Eskiler “şeref-ül-mekân bi-l-mekîn” (mekânın şerefi o mekânda oturanlar dolayısıyladır) derler. İnsan yaşadığı yerin, teneffüs ettiği havanın rengine bürünür. Beşer, gözünü açtığı, ekmeğini yediği, suyunu içtiği iklimde özünü, şeklini bulur. Yaşadığı yerin tezgâhında dokunur. O tezgâhı da nesiller asırlar boyu ince ince işleyerek inşa ederler.
Yahya Kemal :
“Irkın seni iklimine benzer yaratırken” mısraı ile coğrafyanın karekterimizi, kaderimizi belirleyen çok mühim bir unsur olduğunu söyler. “Coğrafyan kaderindir” sözü ne doğru bir sözdür. Nitekim yaşanılan ortamın insanın davranışlarını ve psikolojisini değiştirdiği bilinir. .
Bizler hem kendi birikimlerimizi bu topraklara katarak hem de ona katılarak bir vatan kurduk. Her köşeye her bucağa yaşanmışlığımızın çizgileri sindi. Tüten bacalarımızla, yanan ocaklarımızla bu vatan can buldu. Şehirler, beldeler, köyler insanımızla bereketlenip, şenlendi. Gerçi Türkler oldum olası çok mütevazi evlerde, çok mütevazi şartlar altında yaşadılar.
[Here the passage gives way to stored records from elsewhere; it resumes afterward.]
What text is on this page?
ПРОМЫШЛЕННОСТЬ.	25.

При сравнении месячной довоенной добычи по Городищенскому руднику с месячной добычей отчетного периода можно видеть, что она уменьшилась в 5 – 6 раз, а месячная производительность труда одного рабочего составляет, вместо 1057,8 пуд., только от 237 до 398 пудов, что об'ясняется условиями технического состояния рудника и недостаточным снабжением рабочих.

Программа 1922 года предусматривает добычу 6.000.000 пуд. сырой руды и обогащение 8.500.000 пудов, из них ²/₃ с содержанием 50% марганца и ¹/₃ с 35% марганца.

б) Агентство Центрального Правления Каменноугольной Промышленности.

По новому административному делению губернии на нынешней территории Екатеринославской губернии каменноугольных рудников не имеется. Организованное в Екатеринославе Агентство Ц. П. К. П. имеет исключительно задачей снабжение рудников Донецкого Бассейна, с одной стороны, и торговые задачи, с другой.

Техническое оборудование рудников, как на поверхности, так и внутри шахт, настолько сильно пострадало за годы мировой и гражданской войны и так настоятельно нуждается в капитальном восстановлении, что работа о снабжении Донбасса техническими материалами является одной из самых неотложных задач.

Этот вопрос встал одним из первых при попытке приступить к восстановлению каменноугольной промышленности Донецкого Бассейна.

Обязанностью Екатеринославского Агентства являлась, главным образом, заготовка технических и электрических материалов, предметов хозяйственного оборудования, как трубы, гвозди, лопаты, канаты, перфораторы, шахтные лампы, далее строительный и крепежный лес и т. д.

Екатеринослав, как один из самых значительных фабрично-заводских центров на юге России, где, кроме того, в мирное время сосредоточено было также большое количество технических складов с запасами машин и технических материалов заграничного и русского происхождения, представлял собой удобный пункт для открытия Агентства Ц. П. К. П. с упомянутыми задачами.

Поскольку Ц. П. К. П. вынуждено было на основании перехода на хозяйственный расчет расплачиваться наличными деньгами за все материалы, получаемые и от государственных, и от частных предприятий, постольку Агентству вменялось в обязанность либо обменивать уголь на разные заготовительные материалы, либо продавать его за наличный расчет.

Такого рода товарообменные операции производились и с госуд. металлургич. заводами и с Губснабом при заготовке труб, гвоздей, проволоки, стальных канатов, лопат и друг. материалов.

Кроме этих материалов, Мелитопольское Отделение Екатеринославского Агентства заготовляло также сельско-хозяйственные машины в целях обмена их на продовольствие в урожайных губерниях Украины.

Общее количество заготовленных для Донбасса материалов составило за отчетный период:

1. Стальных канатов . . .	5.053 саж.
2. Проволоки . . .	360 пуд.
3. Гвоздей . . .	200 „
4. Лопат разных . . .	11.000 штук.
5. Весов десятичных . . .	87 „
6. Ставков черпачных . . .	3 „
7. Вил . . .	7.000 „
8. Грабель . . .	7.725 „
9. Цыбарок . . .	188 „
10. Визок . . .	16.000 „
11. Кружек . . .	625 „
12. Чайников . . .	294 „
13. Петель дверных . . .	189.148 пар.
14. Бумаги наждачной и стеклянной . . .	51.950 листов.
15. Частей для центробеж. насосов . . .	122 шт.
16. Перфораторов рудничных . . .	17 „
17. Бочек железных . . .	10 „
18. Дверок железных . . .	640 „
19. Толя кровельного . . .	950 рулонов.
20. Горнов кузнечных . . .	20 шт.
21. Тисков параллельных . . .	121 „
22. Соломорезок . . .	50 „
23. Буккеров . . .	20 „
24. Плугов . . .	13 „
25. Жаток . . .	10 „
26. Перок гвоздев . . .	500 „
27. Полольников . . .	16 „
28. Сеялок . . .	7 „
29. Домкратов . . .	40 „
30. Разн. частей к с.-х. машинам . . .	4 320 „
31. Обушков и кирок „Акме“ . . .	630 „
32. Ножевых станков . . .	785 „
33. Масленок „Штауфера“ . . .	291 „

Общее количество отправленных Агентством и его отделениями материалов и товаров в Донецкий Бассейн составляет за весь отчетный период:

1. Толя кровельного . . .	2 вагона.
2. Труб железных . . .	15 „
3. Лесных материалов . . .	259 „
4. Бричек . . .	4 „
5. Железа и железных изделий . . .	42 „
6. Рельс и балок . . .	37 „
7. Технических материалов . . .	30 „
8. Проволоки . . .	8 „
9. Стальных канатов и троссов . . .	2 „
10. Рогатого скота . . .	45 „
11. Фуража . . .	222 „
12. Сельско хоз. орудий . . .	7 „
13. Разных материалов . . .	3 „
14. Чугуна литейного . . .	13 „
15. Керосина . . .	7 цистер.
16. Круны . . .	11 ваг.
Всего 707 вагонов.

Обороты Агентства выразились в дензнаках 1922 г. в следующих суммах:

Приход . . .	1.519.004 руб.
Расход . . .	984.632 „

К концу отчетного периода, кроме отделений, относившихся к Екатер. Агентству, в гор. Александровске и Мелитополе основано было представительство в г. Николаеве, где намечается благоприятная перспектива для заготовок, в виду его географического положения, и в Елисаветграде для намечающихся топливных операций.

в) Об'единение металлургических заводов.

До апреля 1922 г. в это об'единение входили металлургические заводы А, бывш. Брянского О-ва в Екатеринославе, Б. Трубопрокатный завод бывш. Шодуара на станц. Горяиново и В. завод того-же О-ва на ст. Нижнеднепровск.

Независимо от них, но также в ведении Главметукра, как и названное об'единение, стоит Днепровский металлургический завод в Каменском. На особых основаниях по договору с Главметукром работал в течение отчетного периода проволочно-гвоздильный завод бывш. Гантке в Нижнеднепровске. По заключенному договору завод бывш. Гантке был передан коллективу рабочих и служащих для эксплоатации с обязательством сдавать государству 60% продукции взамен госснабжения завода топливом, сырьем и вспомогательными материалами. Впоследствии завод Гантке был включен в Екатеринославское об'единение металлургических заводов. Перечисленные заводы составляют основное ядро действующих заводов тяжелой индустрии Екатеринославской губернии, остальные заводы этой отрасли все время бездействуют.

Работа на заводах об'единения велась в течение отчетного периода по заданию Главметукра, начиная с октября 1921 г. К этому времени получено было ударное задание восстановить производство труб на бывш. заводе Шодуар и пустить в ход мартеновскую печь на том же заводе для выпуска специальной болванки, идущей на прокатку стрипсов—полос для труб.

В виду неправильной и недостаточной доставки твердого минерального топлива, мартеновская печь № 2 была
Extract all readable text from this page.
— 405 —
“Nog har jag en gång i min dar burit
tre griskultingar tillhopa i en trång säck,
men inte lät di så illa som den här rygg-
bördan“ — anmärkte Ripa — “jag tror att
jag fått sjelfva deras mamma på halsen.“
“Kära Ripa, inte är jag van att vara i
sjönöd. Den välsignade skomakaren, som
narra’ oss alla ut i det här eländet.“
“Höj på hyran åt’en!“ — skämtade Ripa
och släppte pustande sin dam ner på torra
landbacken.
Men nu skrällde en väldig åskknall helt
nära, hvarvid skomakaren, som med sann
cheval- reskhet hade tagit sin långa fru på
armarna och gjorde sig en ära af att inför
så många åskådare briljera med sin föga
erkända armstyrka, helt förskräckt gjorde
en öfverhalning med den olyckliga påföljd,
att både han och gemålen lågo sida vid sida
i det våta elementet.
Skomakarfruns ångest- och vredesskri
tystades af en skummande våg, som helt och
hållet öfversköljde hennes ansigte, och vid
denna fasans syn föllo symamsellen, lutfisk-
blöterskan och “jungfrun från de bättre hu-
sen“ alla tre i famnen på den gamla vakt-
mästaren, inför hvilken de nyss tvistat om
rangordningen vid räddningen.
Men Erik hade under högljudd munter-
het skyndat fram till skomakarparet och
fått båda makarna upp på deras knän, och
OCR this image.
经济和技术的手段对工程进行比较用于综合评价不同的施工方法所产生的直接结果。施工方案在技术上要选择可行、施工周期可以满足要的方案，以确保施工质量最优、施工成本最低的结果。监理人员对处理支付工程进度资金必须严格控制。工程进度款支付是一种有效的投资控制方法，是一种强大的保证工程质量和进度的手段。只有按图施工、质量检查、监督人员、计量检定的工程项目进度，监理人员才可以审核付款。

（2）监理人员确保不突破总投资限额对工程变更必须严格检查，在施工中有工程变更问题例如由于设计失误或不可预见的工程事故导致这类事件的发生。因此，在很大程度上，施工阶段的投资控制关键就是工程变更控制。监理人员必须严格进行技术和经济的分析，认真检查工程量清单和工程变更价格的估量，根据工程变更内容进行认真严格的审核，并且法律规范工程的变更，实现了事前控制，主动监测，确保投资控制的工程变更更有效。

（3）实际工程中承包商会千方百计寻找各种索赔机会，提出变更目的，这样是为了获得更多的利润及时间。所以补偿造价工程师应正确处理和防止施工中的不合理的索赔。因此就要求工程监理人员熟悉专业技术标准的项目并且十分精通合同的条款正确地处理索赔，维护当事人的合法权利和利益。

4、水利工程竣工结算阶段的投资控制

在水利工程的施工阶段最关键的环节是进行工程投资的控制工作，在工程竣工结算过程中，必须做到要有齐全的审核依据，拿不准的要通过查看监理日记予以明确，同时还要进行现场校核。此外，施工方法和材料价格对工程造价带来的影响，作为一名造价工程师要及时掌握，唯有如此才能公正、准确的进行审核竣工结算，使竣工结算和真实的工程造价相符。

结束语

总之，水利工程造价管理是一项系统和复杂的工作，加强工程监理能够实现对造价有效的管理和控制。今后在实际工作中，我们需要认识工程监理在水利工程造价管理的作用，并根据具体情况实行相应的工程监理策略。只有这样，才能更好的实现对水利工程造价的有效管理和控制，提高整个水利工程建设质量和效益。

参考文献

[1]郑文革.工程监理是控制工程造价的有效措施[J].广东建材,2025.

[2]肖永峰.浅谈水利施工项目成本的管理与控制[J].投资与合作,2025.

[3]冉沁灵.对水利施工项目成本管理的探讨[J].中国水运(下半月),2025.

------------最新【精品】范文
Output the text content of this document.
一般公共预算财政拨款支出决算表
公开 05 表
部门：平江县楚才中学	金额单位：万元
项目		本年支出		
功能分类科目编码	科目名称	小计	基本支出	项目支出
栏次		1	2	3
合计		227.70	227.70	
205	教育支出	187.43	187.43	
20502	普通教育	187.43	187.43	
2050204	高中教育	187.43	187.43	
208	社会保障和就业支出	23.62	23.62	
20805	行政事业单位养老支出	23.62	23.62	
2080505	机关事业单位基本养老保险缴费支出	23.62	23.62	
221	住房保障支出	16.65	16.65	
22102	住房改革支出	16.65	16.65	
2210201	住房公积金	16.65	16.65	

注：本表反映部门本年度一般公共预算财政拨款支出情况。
Ama her yöre o yerin iklim şartlarına, hayat alışkanlıklarına, kendine has ihtiyaçlarına göre oluşmuş yerel bir mimari ile yapılanarak; kimliği, kişiliği olan bir konuma ulaştı. Bu yerel mimari son yüz yıldır peyderpey bir kıyıma uğradı. Bu da yetmedi. Türkiye’nin doğusu batısına, köyler şehirlere, küçük şehirler daha büyük şehirlere akar oldu. Zamanla mührümüzü taşıyan o yerel dokuyu yıkıp da yerine rastgele serpilmiş görüntüsü veren uzunlu kısalı, farklı renk ve şekillerde, ucuz ve zevksiz apartmanlar koyduk. Birbirini ruhsuz bir şekilde tekrar eden, töresiz, adapsız ve niteliksiz il ve ilçe müsveddeleri ortaya çıktı. İnsan için yapıldığı halde insanı hesaba katmayan, insanın üstüne üstüne gelen bina yığınları içimizi kararttı. Birbirinin hava koridorlarını, güneşini, ışığını, manzarasını kesen ve karşılıklı iki duvar gibi yükselen apartman silsilelerinin arasında alabildiğine uzayıp giden daracık sokak veya cadddeler bir kasvet gibi üzerimize çöktü.
Bu çarpık yapılaşmanın öznesi olan insanların genel ahvali de bu yapılaşma kadar talihsizdi. Ortaya çıkan tablo hazindi. Yeşil alanı, açık alanı, meydanı, yürüyüş güzergâhları, spora alanları bulunmayan bu bedbaht semtler, barındırdıklarına dünyayı dar etti. Yerinden yurdundan kopmuş, büyük şehirlerin yoğun hayat kavgaları, gürültülü dağdağaları içinde kaybolmuş yalnız insanlar..Kendisine yabancılaşmış, bazen zaruri bazen ihtiyari sürgüne uğramış yığınlar.. Şirazesini kaybetmiş, asık yüzlü, kavgacı veya içe kapanık kalabalıklar.. Canı gövdesine yük olmuş yitik hayatlar, ziyan zebil ömürler, aşınmış değerler, köklerinden kopmuş gurbetzedeler, gurbetzedeler….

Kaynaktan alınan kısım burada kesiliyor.